By Mark Saldana
Rating: 3.5 (Out of 4 Stars)
When it comes to this comedy film series, either one likes it or one doesn’t. At least that seems to be my take from the mixed responses I get whenever mentioning it. I can totally get why these films aren’t one’s proverbial “cup of tea.” They can come across as self-indulgent, redundant, and lacking in proper story development. However, I feel that anyone expressing these views are missing the point. The Trip films are superbly executed exercises in comedy improvisation and subtle character development which celebrate and examine both the simple joys and, sometimes, disappointing realities of life. The latest installment has the series’s dynamic duo trading barbs, witticisms and more celebrity impression challenges amidst the beautiful country of Spain.
Steve Coogan and Rob Brydon return for another journey through a European country where they can sample culinary delights, enjoy the scenery and history, and constantly challenge each other in the expected comedic ways. Now in their early fifties, Steve and Rob face their own personal challenges of getting older, maintaining successful careers, and dealing with their romantic and familial responsibilities. Though their trip allows them to relax, have a great time and occasionally get on each other’s nerves, it is merely an escape for their stress and troubles back home. Regardless of their troubles, the men always put their bravest faces forward and rarely let their guards down. Still, whether or not they are willing to admit it, the two rival actors share a friendship that they obviously enjoy and treasure.

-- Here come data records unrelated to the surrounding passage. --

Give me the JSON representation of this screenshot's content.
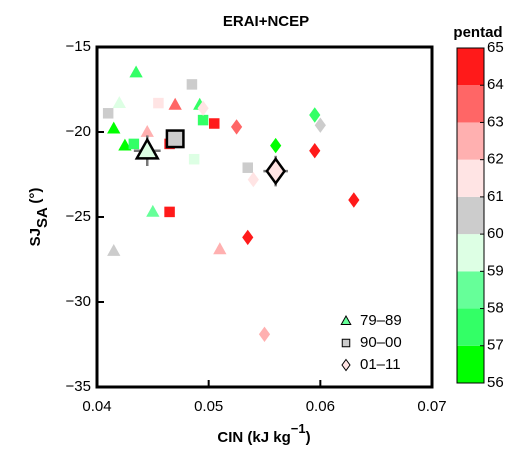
{
  "chart_data": {
    "type": "scatter",
    "title": "ERAI+NCEP",
    "xlabel": [
      "CIN (kJ kg",
      "−1",
      ")"
    ],
    "ylabel": [
      "SJ",
      "SA",
      " (°)"
    ],
    "xlim": [
      0.04,
      0.07
    ],
    "xticks": [
      0.04,
      0.05,
      0.06,
      0.07
    ],
    "ylim": [
      -35,
      -15
    ],
    "yticks": [
      {
        "value": -35,
        "label": "−35"
      },
      {
        "value": -30,
        "label": "−30"
      },
      {
        "value": -25,
        "label": "−25"
      },
      {
        "value": -20,
        "label": "−20"
      },
      {
        "value": -15,
        "label": "−15"
      }
    ],
    "colorbar": {
      "title": "pentad",
      "clim": [
        56,
        65
      ],
      "ticks": [
        56,
        57,
        58,
        59,
        60,
        61,
        62,
        63,
        64,
        65
      ],
      "colors": [
        "#00ff00",
        "#33ff66",
        "#66ff99",
        "#ddffe4",
        "#cccccc",
        "#ffe4e4",
        "#ffb0b0",
        "#ff6666",
        "#ff1a1a"
      ]
    },
    "legend": "lower right",
    "series": [
      {
        "name": "79–89",
        "marker": "triangle",
        "x": [
          0.0435,
          0.042,
          0.047,
          0.0415,
          0.0425,
          0.0492,
          0.045,
          0.0415,
          0.051,
          0.0445
        ],
        "y": [
          -16.5,
          -18.3,
          -18.4,
          -19.8,
          -20.8,
          -18.4,
          -24.7,
          -27.0,
          -26.9,
          -20.0
        ],
        "pentad": [
          57.5,
          59.5,
          63.5,
          56.5,
          56.5,
          57.5,
          58.5,
          60.5,
          62.5,
          62.5
        ],
        "mean": {
          "x": 0.0445,
          "y": -21.1,
          "pentad": 59.5,
          "xerr": 0.0012,
          "yerr": 0.9
        }
      },
      {
        "name": "90–00",
        "marker": "square",
        "x": [
          0.041,
          0.0485,
          0.0455,
          0.0465,
          0.0495,
          0.0505,
          0.0487,
          0.0465,
          0.0535,
          0.0433
        ],
        "y": [
          -18.9,
          -17.2,
          -18.3,
          -20.7,
          -19.3,
          -19.5,
          -21.6,
          -24.7,
          -22.1,
          -20.7
        ],
        "pentad": [
          60.5,
          60.5,
          61.5,
          64.5,
          57.5,
          64.5,
          59.5,
          64.5,
          60.5,
          57.5
        ],
        "mean": {
          "x": 0.047,
          "y": -20.4,
          "pentad": 60.5,
          "xerr": 0.0008,
          "yerr": 0.5
        }
      },
      {
        "name": "01–11",
        "marker": "diamond",
        "x": [
          0.0495,
          0.0525,
          0.054,
          0.056,
          0.0595,
          0.06,
          0.0595,
          0.0535,
          0.063,
          0.055
        ],
        "y": [
          -18.6,
          -19.7,
          -22.8,
          -20.8,
          -19.0,
          -19.6,
          -21.1,
          -26.2,
          -24.0,
          -31.9
        ],
        "pentad": [
          61.5,
          63.5,
          61.5,
          56.5,
          57.5,
          60.5,
          64.5,
          64.5,
          64.5,
          62.5
        ],
        "mean": {
          "x": 0.056,
          "y": -22.3,
          "pentad": 61.5,
          "xerr": 0.0011,
          "yerr": 0.9
        }
      }
    ]
  }
}
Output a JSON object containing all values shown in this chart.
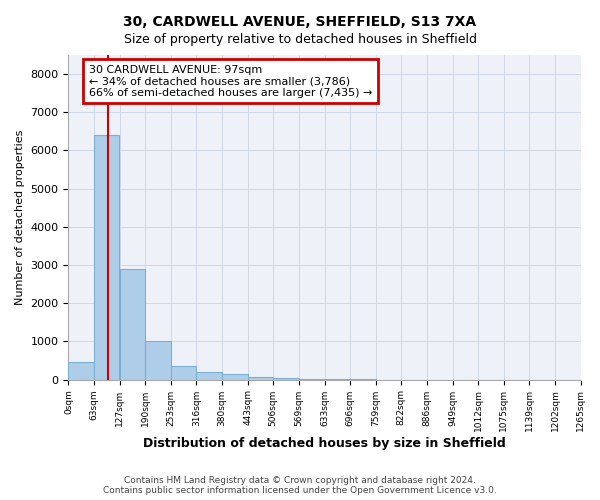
{
  "title": "30, CARDWELL AVENUE, SHEFFIELD, S13 7XA",
  "subtitle": "Size of property relative to detached houses in Sheffield",
  "xlabel": "Distribution of detached houses by size in Sheffield",
  "ylabel": "Number of detached properties",
  "annotation_line1": "30 CARDWELL AVENUE: 97sqm",
  "annotation_line2": "← 34% of detached houses are smaller (3,786)",
  "annotation_line3": "66% of semi-detached houses are larger (7,435) →",
  "property_size": 97,
  "bin_edges": [
    0,
    63,
    127,
    190,
    253,
    316,
    380,
    443,
    506,
    569,
    633,
    696,
    759,
    822,
    886,
    949,
    1012,
    1075,
    1139,
    1202,
    1265
  ],
  "bar_values": [
    450,
    6400,
    2900,
    1000,
    350,
    200,
    150,
    80,
    30,
    15,
    8,
    4,
    2,
    1,
    1,
    0,
    0,
    0,
    0,
    0
  ],
  "bar_color": "#aecde8",
  "bar_edge_color": "#7bafd4",
  "red_line_color": "#cc0000",
  "annotation_box_color": "#cc0000",
  "grid_color": "#d0d8e8",
  "bg_color": "#eef2f8",
  "ylim": [
    0,
    8500
  ],
  "yticks": [
    0,
    1000,
    2000,
    3000,
    4000,
    5000,
    6000,
    7000,
    8000
  ],
  "footnote1": "Contains HM Land Registry data © Crown copyright and database right 2024.",
  "footnote2": "Contains public sector information licensed under the Open Government Licence v3.0."
}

Once again written and directed by Michael Winterbottom, The Trip to Spain offers more of the same, but in a different country, with different problems and with the protagonists at a later stage of their lives. Winterbottom, Coogan, and Brydon established this winning formula with 2010’s The Trip and, with each new installment, have not strayed far away from it. Much like similar films such as Linklater’s Before Trilogy, where a filmmaker checks in with the same characters after so many years, Winterbottom maintains his narrative structure allowing Coogan and Brydon to do their thing and improvise their often hilarious conversations and comedic antics. Though the structure remains the same, the creative minds behind this series do exceptional work in developing these characters by giving them not just problems that entertainers have, but genuine, real-world issues with which most people can relate. Though I highly enjoy Coogan and Brydon’s extended exercises in comedy improvisation, it is the mixture of tourism and what’s happening with the characters which keeps me engaged.
As far as the improvisations go, Steve Coogan and Rob Brydon are in top form here. I feel that their work gets better with every film. I re-watched the previous installments a few days prior to this screening and could see that with each film, the acting and improvisation gets better and feels more natural. That said; each film does get a bit long-winded in some sequences which run on longer than they should. The film also features returning actors Marta Barrio, Claire Keelan, Rebecca Johnson, Kerry Shale, and Margo Stilley.
For those who already adore this series, The Trip to Spain is a must-see. If one hasn’t already seen previous Trip installments and enjoy the comedy stylings of Steve Coogan and Rob Brydon, I strongly recommend watching these first. People who enjoy films which are dialogue heavy, feature a lot of well-performed improvisation and those who absolutely love celebrity impressions (both great and average) are sure to enjoy this fun and exceptionally made series, including this new, and somewhat improved, installment.